Метаморфоза, произошедшая с Мишелем, поразила Уварова: вместо жизнерадостного, неунывающего балагура перед ним стоял человек, как будто уставший от самого своего существования, напрочь лишенный огня в глазах. Лермонтов пытался шутить, периодически улыбался, но выходило все это у него на удивление неестественно, словно он не был здесь, а всего лишь отбывал роль – этакий пожилой артист театра, который уже не получает удовольствия от сценической игры и с нетерпением ждет завершения своего прощального спектакля.
Улучив момент, когда Мишель остался один, Уваров подступил к нему вплотную и спросил:
– Как ты, милый друг?
– Наслаждаюсь хорошей компанией, пока есть такая возможность… Как тебе, кстати, Хомяков? По мне, так славный малый, хоть и славянофил… Надеюсь, я не обидел его своей риторикой?
Под хмурым взглядом Уварова он смолк, а потом сказал:
– Ну какого ответа ты от меня ждешь, Петр?
– Хочу узнать, что у тебя на душе.
– А ничего, – подумав недолго, пожал плечами Лермонтов. – Просто я, кажется, наконец все понял, и оттого мне сделалось совершенно грустно.
– Ты про царя?
– В том числе.
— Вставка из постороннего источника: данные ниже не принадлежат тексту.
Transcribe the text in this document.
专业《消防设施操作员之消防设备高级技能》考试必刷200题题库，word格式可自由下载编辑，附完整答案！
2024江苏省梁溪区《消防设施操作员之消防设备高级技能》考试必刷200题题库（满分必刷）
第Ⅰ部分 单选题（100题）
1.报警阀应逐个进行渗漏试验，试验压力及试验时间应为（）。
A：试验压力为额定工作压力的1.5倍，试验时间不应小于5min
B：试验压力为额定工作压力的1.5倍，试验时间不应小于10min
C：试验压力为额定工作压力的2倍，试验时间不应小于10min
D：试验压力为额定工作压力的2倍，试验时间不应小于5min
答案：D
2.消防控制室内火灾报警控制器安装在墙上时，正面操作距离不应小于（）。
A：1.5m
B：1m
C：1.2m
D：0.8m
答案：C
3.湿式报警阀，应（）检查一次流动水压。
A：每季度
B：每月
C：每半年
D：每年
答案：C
Видишь же, как все получается: людям, кажется, наконец-то нравятся мои стихи и проза, но все их мнения, даже сложенные воедино – ничто, прах и пыль, в сравнении с мнением царя. Он решил сжить меня со свету, и никто, увы и ах, не пытается ему в этом помешать. Более того – никто даже не допускает мысли, что можно противиться мнению престолодержца… Так что вера царя в то, что есть два мнения – его и неверное – возникла не на пустом месте, да-с…
Лермонтов смолк ненадолго, после чего добавил тихо:
– А самое страшное, Петр, что не вижу я у такой России будущего. Только мрак и смерть, медленную, мучительную. Одного поэта уже французиком угробили, теперь второго черед…
– Но ты же живой, – пробормотал Уваров.
– Надолго ли? – горько усмехнулся Мишель. – Де Барант оказался неумехой, но где гарантия, что в следующий раз мне повезет так же? Нет, здесь мне покоя не будет…
– Но где-то ведь он есть?
– Где-то… – эхом повторил поэт. – Ты знаешь, когда я только-только узнал о своих шотландских корнях, я мечтал когда-нибудь отправиться туда, в те края, чтобы посмотреть, откуда родом мои предки. Теперь же я всерьез думаю, что, возможно, мне следовало бы уехать туда и попробовать, что называется, начать жизнь с чистого листа?..
– Возможно, эта идея действительно неплоха? – осторожно заметил Уваров.